In its memorandum opinion in Tao Group Holdings, LLC v. Employers Insurance Company of Wausau, the Ninth Circuit rejected contentions of the insured, Tao, that its policy covered business losses at its restaurant and entertainment venues. Applying California law, the court recited:

“Under California law, loss of use of property does not constitute ‘direct physical loss of or damage to’ property….The California Court of Appeal held in United Talent Agency v. Vigilant Insurance Cothat ‘the presence...of the [COVID-19] virus does not constitute direct physical damage or loss’ to property.”

It continued:

“[T]the court in Marina focused on the allegation that the insured had disposed of property to get rid of COVID-19 contamination and that the insurance policy at issue expressly covered loss or damage resulting from communicable diseases….Tao has not alleged that it had to dispose of property damaged by COVID-19, nor did its policy contain an express provision covering loss or damage resulting from communicable diseases, so Tao did not allege facts sufficient to trigger coverage under California law. Nor has Tao argued that, if given leave to amend, it could add allegations like those in Marina.”

Reconciliation Rejected

Feuer did not mention the decision in Tao. She did, however make clear that the holding in Marina is irreconcilable with that in United Talent Agency.

She recounted that in Marina, “[w] e recognized the decision by our colleagues in Division Four of this district in United Talent Agency v. Vigilant Ins. Co.was not distinguishable in that it presented similar allegations to those at issue in Marina Pacific.”

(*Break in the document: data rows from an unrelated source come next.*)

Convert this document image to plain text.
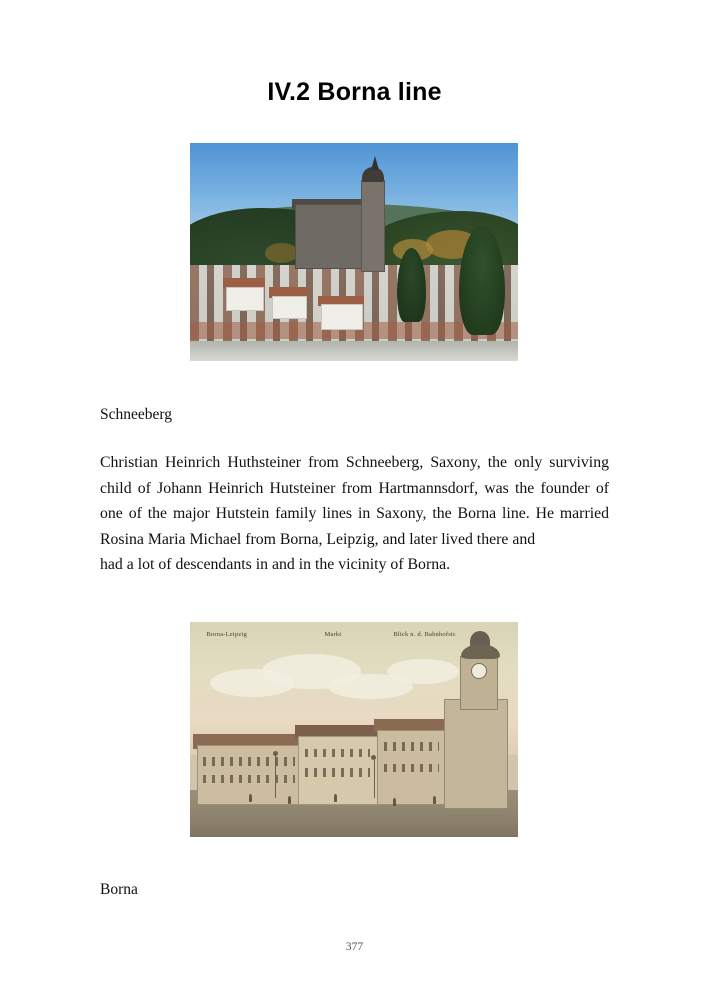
IV.2 Borna line
Schneeberg
Christian Heinrich Huthsteiner from Schneeberg, Saxony, the only surviving child of Johann Heinrich Hutsteiner from Hartmannsdorf, was the founder of one of the major Hutstein family lines in Saxony, the Borna line. He married Rosina Maria Michael from Borna, Leipzig, and later lived there and
had a lot of descendants in and in the vicinity of Borna.
Borna-Leipzig	Markt	Blick n. d. Bahnhofstr.
Borna
377
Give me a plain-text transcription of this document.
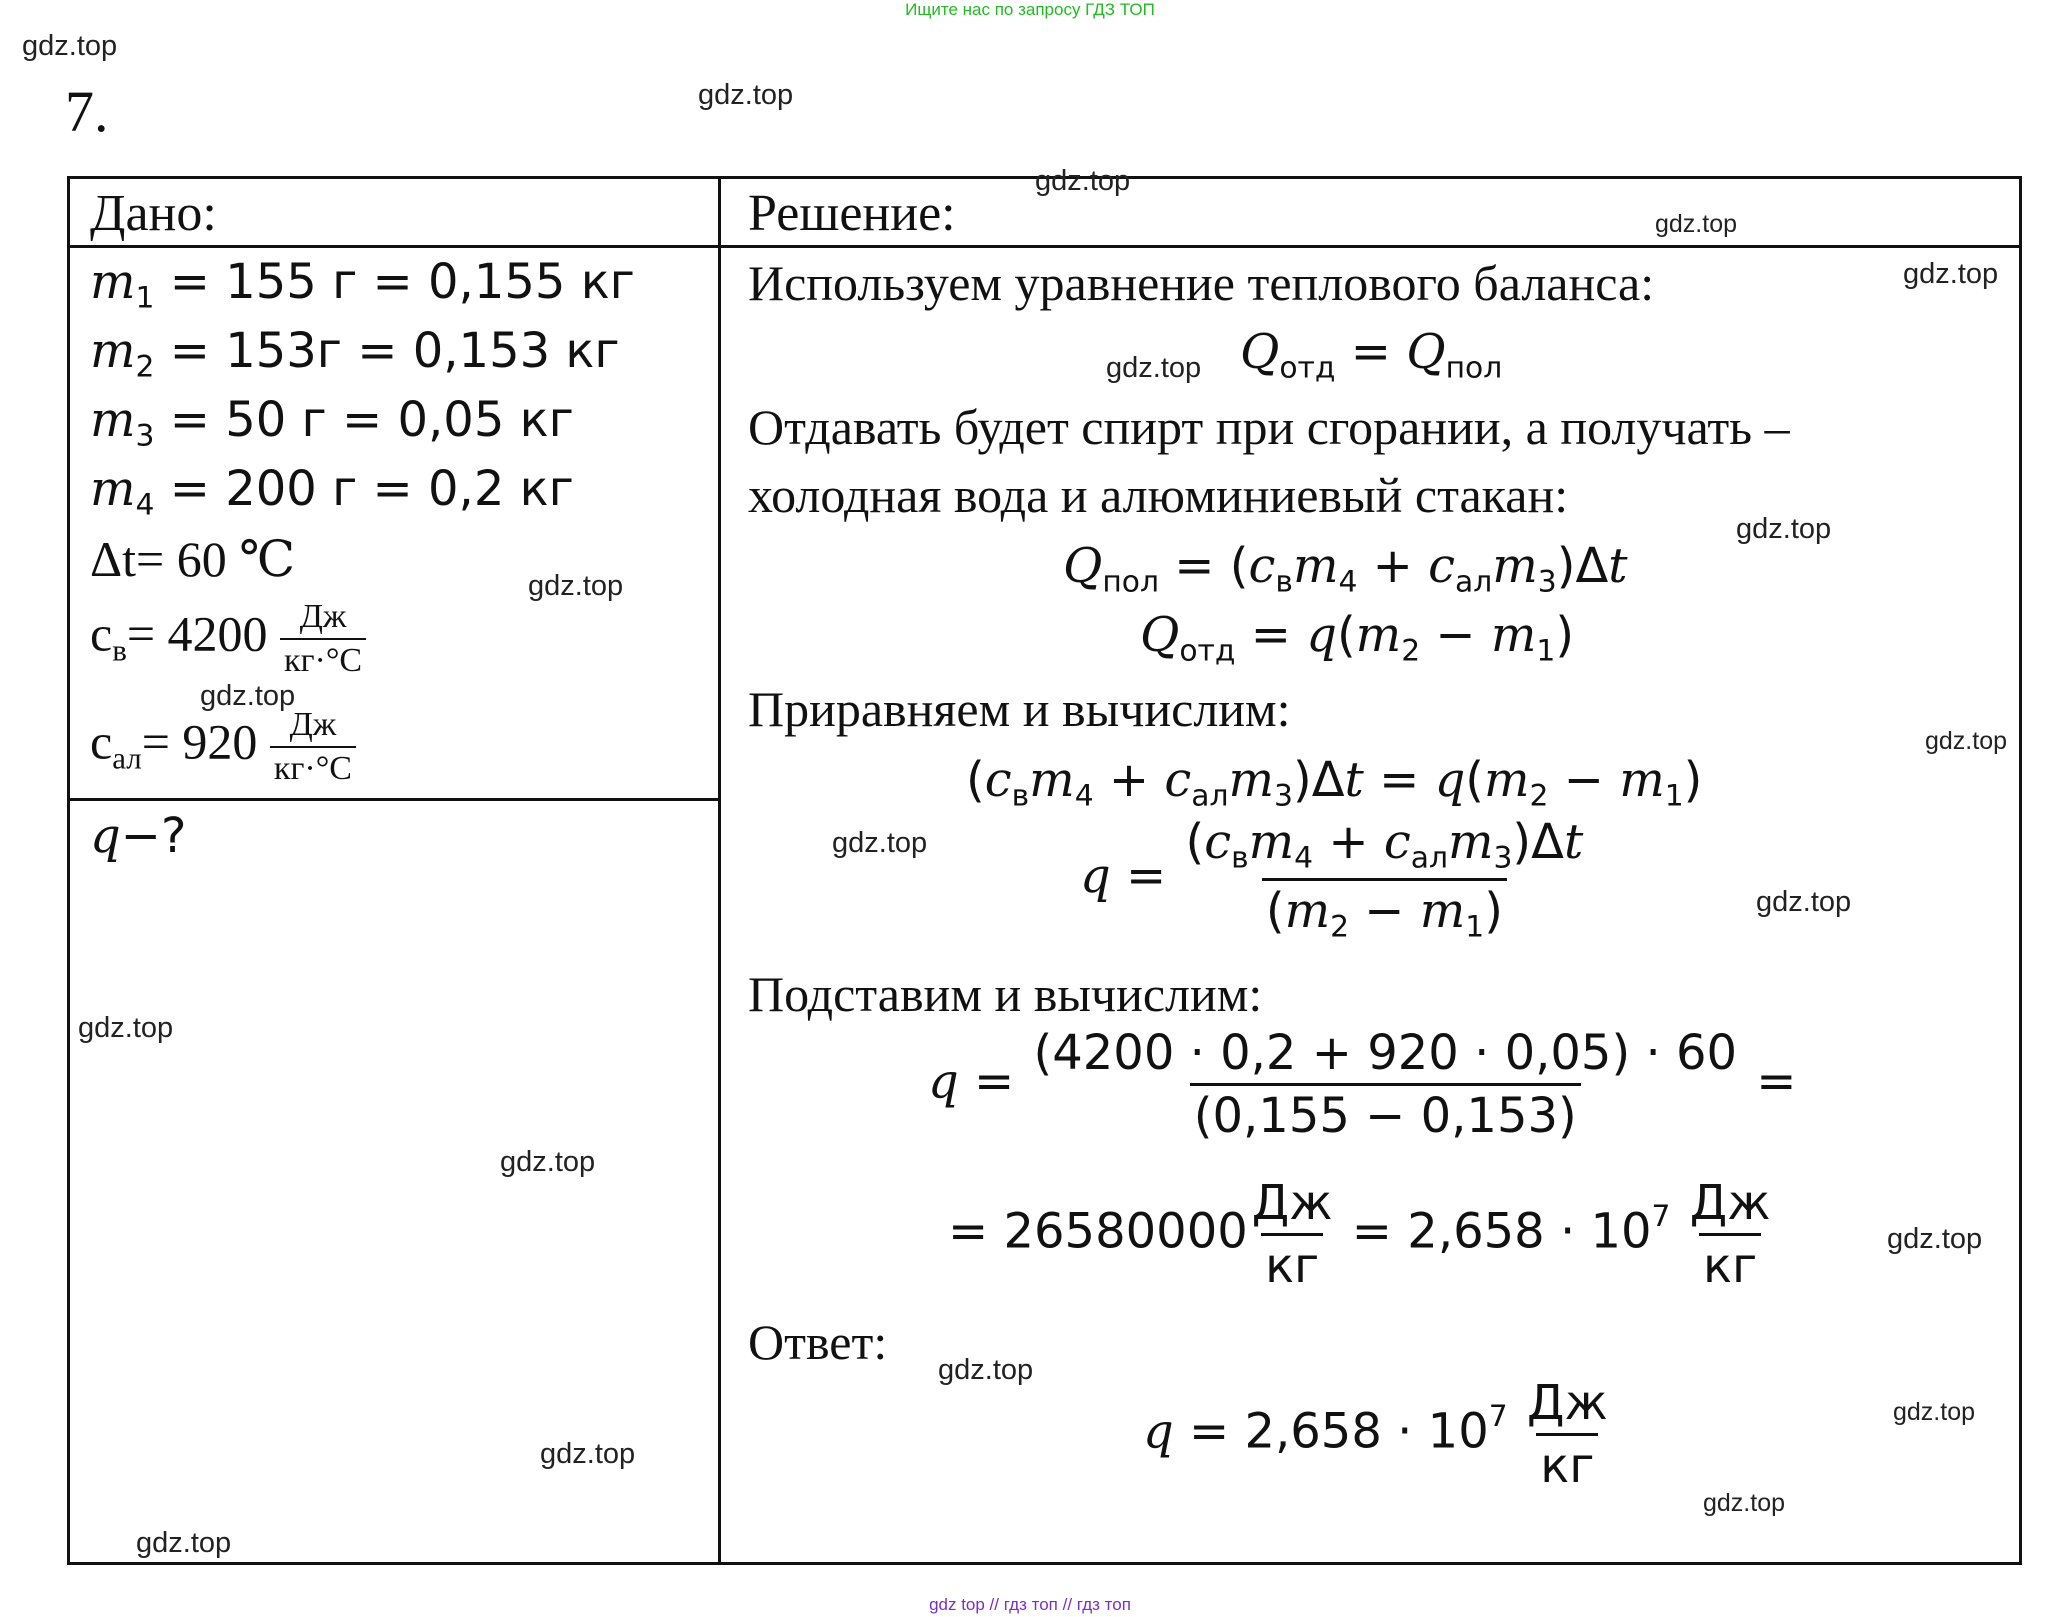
Ищите нас по запросу ГДЗ ТОП
7.
Дано:	Решение:
$m_1 = 155$ г = 0,155 кг
$m_2 = 153г = 0,153$ кг
$m_3 = 50$ г = 0,05 кг
$m_4 = 200$ г = 0,2 кг
Δt= 60 ℃
$c_в= 4200 \frac{Дж}{кг\cdot^\circ С}$
$c_{ал}= 920 \frac{Дж}{кг\cdot^\circ С}$
q−?
Используем уравнение теплового баланса:
$Q_{отд} = Q_{пол}$
Отдавать будет спирт при сгорании, а получать –
холодная вода и алюминиевый стакан:
$Q_{пол} = (c_вm_4 + c_{ал}m_3)\Delta t$
$Q_{отд} = q(m_2 - m_1)$
Приравняем и вычислим:
$(c_вm_4 + c_{ал}m_3)\Delta t = q(m_2 - m_1)$
$q = \frac{(c_вm_4 + c_{ал}m_3)\Delta t}{(m_2 - m_1)}$
Подставим и вычислим:
$q = \frac{(4200 \cdot 0,2 + 920 \cdot 0,05) \cdot 60}{(0,155 - 0,153)}$ =
= $26580000 \frac{Дж}{кг} = 2,658 \cdot 10^7 \frac{Дж}{кг}$
Ответ:
$q = 2,658 \cdot 10^7 \frac{Дж}{кг}$
gdz.top
gdz.top
gdz.top
gdz.top
gdz.top
gdz.top
gdz.top
gdz.top
gdz.top
gdz.top
gdz.top
gdz.top
gdz.top
gdz.top
gdz.top
gdz.top
gdz.top
gdz.top
gdz.top
gdz.top
gdz top // гдз топ // гдз топ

The jurist went on to say:

“…Century-National argues Marina Pacific embodies a ‘narrow exception’ to the general rule that pandemic-related damages are not recoverable under business loss coverage, and it urges us instead to follow the skeptical approach taken by Division Four of this district in United Talent Agency.We see no reason to deviate from our decision in Marina Pacific, which did not carve out simply a ‘narrow exception,’ as suggested by Century-National.

Bad-Faith Claim

Cava has validly pled a cause of action for bad-faith refusal to settle, Feuer declared, explaining:

“Century-National does not challenge the sufficiency of the allegations it failed to conduct any investigation of La Cava’s claim; rather, it contends its denial was based on a disputed interpretation of the policy. But a genuine dispute foreclosing a bad faith claim exists only where the insurer’s position is maintained ‘in good faith and on reasonable grounds.’…At the pleadings stage, Century-National’s denial of coverage just three weeks after La Cava tendered its claim and in the earliest days of our understanding of the novel COVID-19 virus, cannot be deemed as a matter of law to have been made in good faith with reasonable grounds.”

She continued:

“Century-National treats Marina Pacific as a sea change in the law and characterizes its own position in April 2020 as clearly justified by the later endorsement of that position by numerous district courts. But at the time, it was settled law that environmental contamination that resulted in physical damage could trigger business income coverage….La Cava alleged COVID-19 was present and physically damaged its restaurant, and it alleged its insurance claim was not limited to civil authority coverage. And, as alleged, Century-National did not take any steps to determine whether COVID-19 caused physical damage to the La Cava premises before denying coverage.”

The case is Shusha v. Century-National Ins. Co., B313907.

Katheryn Lee Boyd and Kristen L. Nelson of the mid-Wilshire firm of Hecht Partners joined with New York lawyer Jonathan A. Sorkowitz in putting forth La Cava’s position. Spencer A. Schneider and Karen E. Adelman of the West Los Angeles firm of Berman Berman Berman Schneider & Lowary represented the insurer.